Zum einen kön­nen diese Ta­rife oft – trotz vor­lie­gen vie­ler Krank­heits­bil­der (auch bei psy­cho­lo­gi­schen Er­kran­kun­gen) ab­ge­schlos­sen wer­den. Des Wei­te­ren sind diese Ver­si­che­run­gen für den Kun­den in Ab­hän­gig­keit sei­nes Be­ru­fes oft auch preis­wer­ter.

Qua­li­tät und Zah­lungs­wille der Be­rufs­un­fä­hig­keits­ver­si­che­rung

Oft hört man die Aus­sage „die Be­rufs­un­fä­hig­keits­ver­si­che­rung zahlt so­wieso nicht“. Es gibt tat­säch­lich ei­nige Fak­to­ren, die dazu füh­ren kön­nen, dass die Be­rufs­un­fä­hig­keits­ver­si­che­rung nicht leis­tet. Einer der Haupt­gründe ist die Ver­let­zung der vor­ver­trag­li­chen An­zei­ge­pflicht  der Kunde muss bei Ver­trags­ab­schluss kor­rekte An­ga­ben im An­trag ma­chen. Die o.g. Ge­sund­heits­fra­gen müs­sen wahr­heits­ge­mäß be­ant­wor­tet wer­den und auch die An­ga­ben zum Beruf müs­sen kor­rekt vor­ge­nom­men wer­den. Nur wenn alle Daten kor­rekt sind, um­geht man die Nicht­zah­lung der Ver­si­che­rung im Leis­tungs­fall.

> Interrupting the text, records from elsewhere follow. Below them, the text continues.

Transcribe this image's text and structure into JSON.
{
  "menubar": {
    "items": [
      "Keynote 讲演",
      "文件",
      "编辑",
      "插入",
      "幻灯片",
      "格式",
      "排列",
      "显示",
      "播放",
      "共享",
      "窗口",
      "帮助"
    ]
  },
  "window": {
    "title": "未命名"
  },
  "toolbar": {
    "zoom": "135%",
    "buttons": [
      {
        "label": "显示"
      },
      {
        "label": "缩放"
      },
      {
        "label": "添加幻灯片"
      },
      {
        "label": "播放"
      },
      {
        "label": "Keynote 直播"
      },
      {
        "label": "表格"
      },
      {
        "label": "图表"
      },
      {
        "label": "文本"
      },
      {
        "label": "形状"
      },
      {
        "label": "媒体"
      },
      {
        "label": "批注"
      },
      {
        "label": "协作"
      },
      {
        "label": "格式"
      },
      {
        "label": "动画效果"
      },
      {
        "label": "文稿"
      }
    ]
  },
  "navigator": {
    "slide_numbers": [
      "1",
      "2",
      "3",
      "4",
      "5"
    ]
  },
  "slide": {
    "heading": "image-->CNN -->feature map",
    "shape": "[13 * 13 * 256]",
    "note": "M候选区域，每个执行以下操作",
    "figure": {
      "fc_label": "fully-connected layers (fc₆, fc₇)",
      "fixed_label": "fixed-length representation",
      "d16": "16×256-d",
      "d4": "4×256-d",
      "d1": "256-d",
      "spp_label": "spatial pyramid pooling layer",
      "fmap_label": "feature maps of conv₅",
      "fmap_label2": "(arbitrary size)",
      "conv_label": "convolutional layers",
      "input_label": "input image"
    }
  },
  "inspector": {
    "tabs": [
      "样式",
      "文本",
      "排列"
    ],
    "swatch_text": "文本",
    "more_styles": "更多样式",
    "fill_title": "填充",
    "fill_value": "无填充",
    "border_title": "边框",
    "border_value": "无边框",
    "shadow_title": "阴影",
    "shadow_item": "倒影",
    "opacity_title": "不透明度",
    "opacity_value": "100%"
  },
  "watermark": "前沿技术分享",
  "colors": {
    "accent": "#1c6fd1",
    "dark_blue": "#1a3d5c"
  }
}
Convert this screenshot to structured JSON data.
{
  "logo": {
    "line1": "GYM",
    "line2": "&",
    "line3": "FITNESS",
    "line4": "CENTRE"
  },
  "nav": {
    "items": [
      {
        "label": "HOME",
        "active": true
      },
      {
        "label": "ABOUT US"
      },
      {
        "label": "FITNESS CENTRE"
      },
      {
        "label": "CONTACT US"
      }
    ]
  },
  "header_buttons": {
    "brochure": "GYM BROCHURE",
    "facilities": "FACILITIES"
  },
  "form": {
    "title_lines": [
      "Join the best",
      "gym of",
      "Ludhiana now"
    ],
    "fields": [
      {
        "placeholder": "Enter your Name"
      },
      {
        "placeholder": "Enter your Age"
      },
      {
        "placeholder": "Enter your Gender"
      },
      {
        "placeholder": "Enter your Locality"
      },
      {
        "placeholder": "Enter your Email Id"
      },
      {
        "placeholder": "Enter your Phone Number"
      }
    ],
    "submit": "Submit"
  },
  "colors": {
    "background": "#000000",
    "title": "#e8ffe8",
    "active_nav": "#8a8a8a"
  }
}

Hier liegt es auch am Ver­si­che­rungs­be­ra­ter bzw. Versicherungs­makler, dass er den Kun­den auf diese The­men hin­weist und jede Ge­sund­heits­frage mit dem Kun­den durch­geht. Diese Vor­ge­hens­weise ist ein MUSS aus Be­ra­ter­sicht und ge­hört zu un­se­rer täg­li­chen Ar­beit. Gerne zie­hen wir auch In­for­ma­tio­nen Kranken­versicherung (so­wohl ge­setz­li­che, wie auch pri­vate Kranken­versicherung) hinzu, weil man sich oft gar nicht mehr daran er­in­nern kann, was sich in den letz­ten 3, 5 oder 10 Jah­ren im me­di­zi­ni­schen Be­reich ab­ge­spielt hat.